In the US, a comparable annuity pays 5-6% per year, which is about five times the fixed deposit rate. Do these markets have a magic wand that allows them to pay so much more? No. It boils down to pure economics. Insurers aggressively sell annuities because it counterbalances insurance risk. The risk of dying early in insurance is hedged by the risk of living too long in annuities. Developed markets have a transparent and efficient market-mechanism to buy and sell long-term pension risks. Finally, governments and the private sector actively promote long-term bonds with high yields. Consequently, several interesting annuity options have emerged. Unit-linked annuities with guarantees have grown rapidly. A cost-effective product called advanced life deferred annuity has potential. It provides an annuity only if one lives beyond a certain age. So, it can be bought at 60 but will pay a monthly income after you turn 85. Those with poor health can buy impaired annuities that pay them more since life expectancy is less. The point is that there is more product sophistication that insurers can bring.
There are other solutions to increase income—higher retirement age, for one. In both the private and government sector, effective retirement age is lower than 60 years. We need to create jobs and capabilities that can keep people productive for much longer.
Another common problem is that several elderly Indians are asset-rich but cash-poor. Homes are valuable but there is no way to monetize that asset. Some years ago, reverse mortgage loans and related annuities were introduced. The concept is that the elderly mortgage their home and earn a steady annual income. They can live in the house until they die, at which time the house is transferred to the bank. Theoretically, an excellent idea that provides immediate liquidity. Practically, the plans are riddled with operational issues and are a failure. For example, some stop monthly payments after 20 years. Heaven help you if you live longer. Another version included provisions where the pay out could be changed if the home’s value fluctuated. To get the reverse mortgage product right requires real estate, insurance and banks to work together. It is an effort worth making.
On health, the problem is that many diseases suffered by the elderly are not covered by insurance. Also, the limited insurance available is very expensive. According to the Situational Analyses of the Elderly in India, 2011, published by the Central Statistics Office, nearly one-third of the elderly reported an illness. The most common chronic diseases related to the heart, urinary tract, diabetes, hypertension, joints and ulcers; broadly in that order. Treatment for most of these is home-based and not hospitalization. So, regular health insurance does not cover these. Further, about six elderly people in every 100 suffer at least one disability. These are also not insured in a mediclaim. Alzheimer’s and other mental diseases are spreading rapidly but are generally excluded from insurance.

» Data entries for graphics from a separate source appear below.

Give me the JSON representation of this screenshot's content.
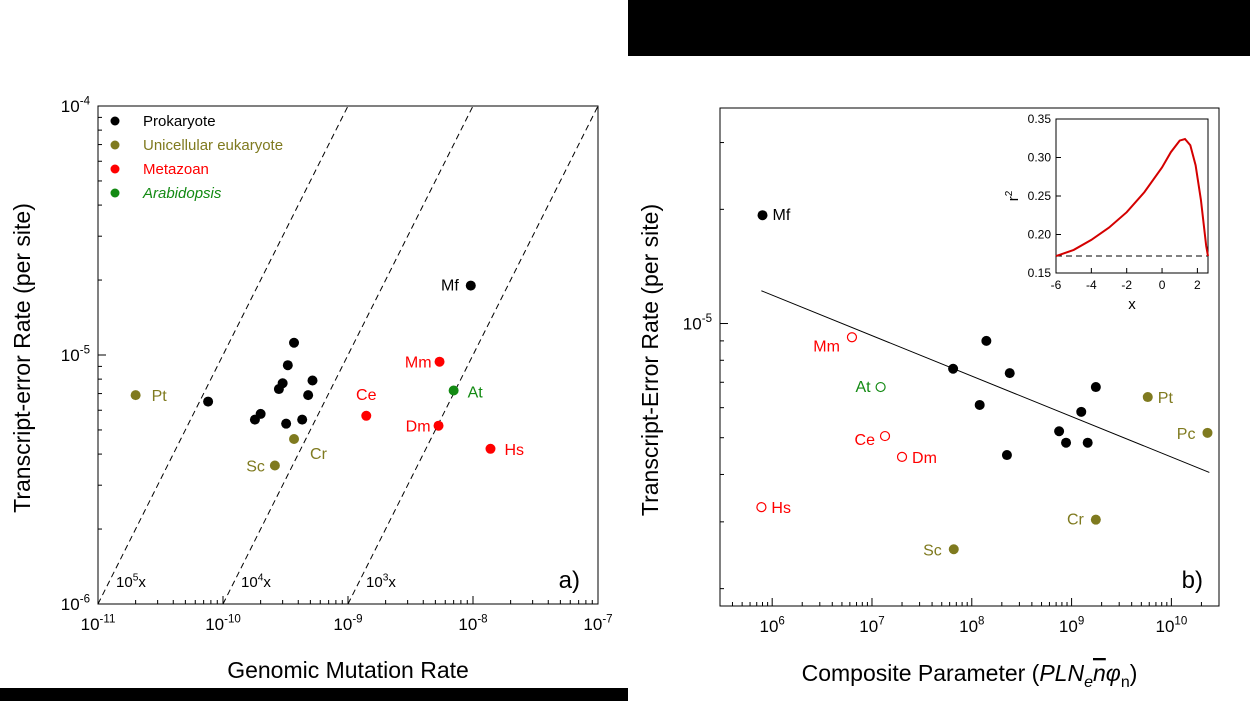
{
  "chart_data": [
    {
      "type": "scatter",
      "panel_label": "a)",
      "xlabel": "Genomic Mutation Rate",
      "ylabel": "Transcript-error Rate (per site)",
      "xscale": "log",
      "yscale": "log",
      "xlim": [
        1e-11,
        1e-07
      ],
      "ylim": [
        1e-06,
        0.0001
      ],
      "x_ticks": [
        {
          "v": 1e-11,
          "base": "10",
          "exp": "-11"
        },
        {
          "v": 1e-10,
          "base": "10",
          "exp": "-10"
        },
        {
          "v": 1e-09,
          "base": "10",
          "exp": "-9"
        },
        {
          "v": 1e-08,
          "base": "10",
          "exp": "-8"
        },
        {
          "v": 1e-07,
          "base": "10",
          "exp": "-7"
        }
      ],
      "y_ticks": [
        {
          "v": 1e-06,
          "base": "10",
          "exp": "-6"
        },
        {
          "v": 1e-05,
          "base": "10",
          "exp": "-5"
        },
        {
          "v": 0.0001,
          "base": "10",
          "exp": "-4"
        }
      ],
      "legend": [
        {
          "label": "Prokaryote",
          "color": "#000000",
          "italic": false
        },
        {
          "label": "Unicellular eukaryote",
          "color": "#7f7a1f",
          "italic": false
        },
        {
          "label": "Metazoan",
          "color": "#ff0000",
          "italic": false
        },
        {
          "label": "Arabidopsis",
          "color": "#138a13",
          "italic": true
        }
      ],
      "ratio_lines": [
        {
          "ratio": 100000,
          "base": "10",
          "exp": "5",
          "suffix": "x"
        },
        {
          "ratio": 10000,
          "base": "10",
          "exp": "4",
          "suffix": "x"
        },
        {
          "ratio": 1000,
          "base": "10",
          "exp": "3",
          "suffix": "x"
        }
      ],
      "series": [
        {
          "name": "Prokaryote",
          "color": "#000000",
          "points": [
            {
              "x": 7.6e-11,
              "y": 6.5e-06
            },
            {
              "x": 1.8e-10,
              "y": 5.5e-06
            },
            {
              "x": 2e-10,
              "y": 5.8e-06
            },
            {
              "x": 2.8e-10,
              "y": 7.3e-06
            },
            {
              "x": 3e-10,
              "y": 7.7e-06
            },
            {
              "x": 3.2e-10,
              "y": 5.3e-06
            },
            {
              "x": 3.3e-10,
              "y": 9.1e-06
            },
            {
              "x": 3.7e-10,
              "y": 1.12e-05
            },
            {
              "x": 4.3e-10,
              "y": 5.5e-06
            },
            {
              "x": 4.8e-10,
              "y": 6.9e-06
            },
            {
              "x": 5.2e-10,
              "y": 7.9e-06
            },
            {
              "x": 9.6e-09,
              "y": 1.9e-05,
              "label": "Mf"
            }
          ]
        },
        {
          "name": "Unicellular eukaryote",
          "color": "#7f7a1f",
          "points": [
            {
              "x": 2e-11,
              "y": 6.9e-06,
              "label": "Pt"
            },
            {
              "x": 2.6e-10,
              "y": 3.6e-06,
              "label": "Sc"
            },
            {
              "x": 3.7e-10,
              "y": 4.6e-06,
              "label": "Cr"
            }
          ]
        },
        {
          "name": "Metazoan",
          "color": "#ff0000",
          "points": [
            {
              "x": 1.4e-09,
              "y": 5.7e-06,
              "label": "Ce"
            },
            {
              "x": 5.4e-09,
              "y": 9.4e-06,
              "label": "Mm"
            },
            {
              "x": 5.3e-09,
              "y": 5.2e-06,
              "label": "Dm"
            },
            {
              "x": 1.38e-08,
              "y": 4.2e-06,
              "label": "Hs"
            }
          ]
        },
        {
          "name": "Arabidopsis",
          "color": "#138a13",
          "points": [
            {
              "x": 7e-09,
              "y": 7.2e-06,
              "label": "At"
            }
          ]
        }
      ]
    },
    {
      "type": "scatter",
      "panel_label": "b)",
      "xlabel": "Composite Parameter (PLNenφn)",
      "xlabel_parts": {
        "prefix": "Composite Parameter (",
        "PL": "PLN",
        "e": "e",
        "n": "n",
        "phi": "φ",
        "nsub": "n",
        "suffix": ")"
      },
      "ylabel": "Transcript-Error Rate (per site)",
      "xscale": "log",
      "yscale": "log",
      "xlim": [
        300000.0,
        30000000000.0
      ],
      "ylim": [
        1.8e-06,
        3.7e-05
      ],
      "x_ticks": [
        {
          "v": 1000000.0,
          "base": "10",
          "exp": "6"
        },
        {
          "v": 10000000.0,
          "base": "10",
          "exp": "7"
        },
        {
          "v": 100000000.0,
          "base": "10",
          "exp": "8"
        },
        {
          "v": 1000000000.0,
          "base": "10",
          "exp": "9"
        },
        {
          "v": 10000000000.0,
          "base": "10",
          "exp": "10"
        }
      ],
      "y_ticks": [
        {
          "v": 1e-05,
          "base": "10",
          "exp": "-5"
        }
      ],
      "fit_line": [
        {
          "x": 780000.0,
          "y": 1.22e-05
        },
        {
          "x": 24000000000.0,
          "y": 4.05e-06
        }
      ],
      "series": [
        {
          "name": "Prokaryote",
          "color": "#000000",
          "filled": true,
          "points": [
            {
              "x": 800000.0,
              "y": 1.93e-05,
              "label": "Mf"
            },
            {
              "x": 65000000.0,
              "y": 7.6e-06
            },
            {
              "x": 120000000.0,
              "y": 6.1e-06
            },
            {
              "x": 140000000.0,
              "y": 9e-06
            },
            {
              "x": 225000000.0,
              "y": 4.5e-06
            },
            {
              "x": 240000000.0,
              "y": 7.4e-06
            },
            {
              "x": 750000000.0,
              "y": 5.2e-06
            },
            {
              "x": 880000000.0,
              "y": 4.85e-06
            },
            {
              "x": 1250000000.0,
              "y": 5.85e-06
            },
            {
              "x": 1450000000.0,
              "y": 4.85e-06
            },
            {
              "x": 1750000000.0,
              "y": 6.8e-06
            }
          ]
        },
        {
          "name": "Unicellular eukaryote",
          "color": "#7f7a1f",
          "filled": true,
          "points": [
            {
              "x": 5800000000.0,
              "y": 6.4e-06,
              "label": "Pt"
            },
            {
              "x": 23000000000.0,
              "y": 5.15e-06,
              "label": "Pc"
            },
            {
              "x": 1750000000.0,
              "y": 3.04e-06,
              "label": "Cr"
            },
            {
              "x": 66000000.0,
              "y": 2.54e-06,
              "label": "Sc"
            }
          ]
        },
        {
          "name": "Metazoan",
          "color": "#ff0000",
          "filled": false,
          "points": [
            {
              "x": 6300000.0,
              "y": 9.2e-06,
              "label": "Mm"
            },
            {
              "x": 13500000.0,
              "y": 5.05e-06,
              "label": "Ce"
            },
            {
              "x": 20000000.0,
              "y": 4.45e-06,
              "label": "Dm"
            },
            {
              "x": 780000.0,
              "y": 3.28e-06,
              "label": "Hs"
            }
          ]
        },
        {
          "name": "Arabidopsis",
          "color": "#138a13",
          "filled": false,
          "points": [
            {
              "x": 12200000.0,
              "y": 6.8e-06,
              "label": "At"
            }
          ]
        }
      ],
      "inset": {
        "type": "line",
        "xlabel": "x",
        "ylabel": "r",
        "ylabel_sup": "2",
        "xlim": [
          -6,
          2.6
        ],
        "ylim": [
          0.15,
          0.35
        ],
        "x_ticks": [
          "-6",
          "-4",
          "-2",
          "0",
          "2"
        ],
        "y_ticks": [
          "0.15",
          "0.20",
          "0.25",
          "0.30",
          "0.35"
        ],
        "baseline": 0.172,
        "curve_color": "#d40000",
        "curve": [
          [
            -6,
            0.172
          ],
          [
            -5,
            0.18
          ],
          [
            -4,
            0.193
          ],
          [
            -3,
            0.209
          ],
          [
            -2,
            0.229
          ],
          [
            -1,
            0.255
          ],
          [
            0,
            0.287
          ],
          [
            0.5,
            0.307
          ],
          [
            1.0,
            0.322
          ],
          [
            1.3,
            0.324
          ],
          [
            1.6,
            0.316
          ],
          [
            1.9,
            0.29
          ],
          [
            2.2,
            0.245
          ],
          [
            2.5,
            0.185
          ],
          [
            2.6,
            0.172
          ]
        ]
      }
    }
  ]
}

Health insurance rates shoot up when you cross 60. One of the A rated plans in the Mint Mediclaim Ratings costsRs.9,800 for cover of Rs.500,000 at age 50. The premium increases to Rs.29,000 after 65.
The solution is to increase the number of senior citizens buying health insurance. This will lower costs as the risk is spread more widely. One idea is to mandate a portion of pension to be used for health insurance. Insurers should consider introducing long-term care insurance that pay for nursing care and assistance. In Germany, buying long-term care insurance is mandatory.
We must take care of the old. After all, we will also get there one day. Bob Dylan, the poet, beautifully expressed: “As the present now will later be past; and the first one now will later be last.”
Finally, on a positive note, the old lady in need of cataract surgery got help from a non-resident Indian who stepped up to pay for her.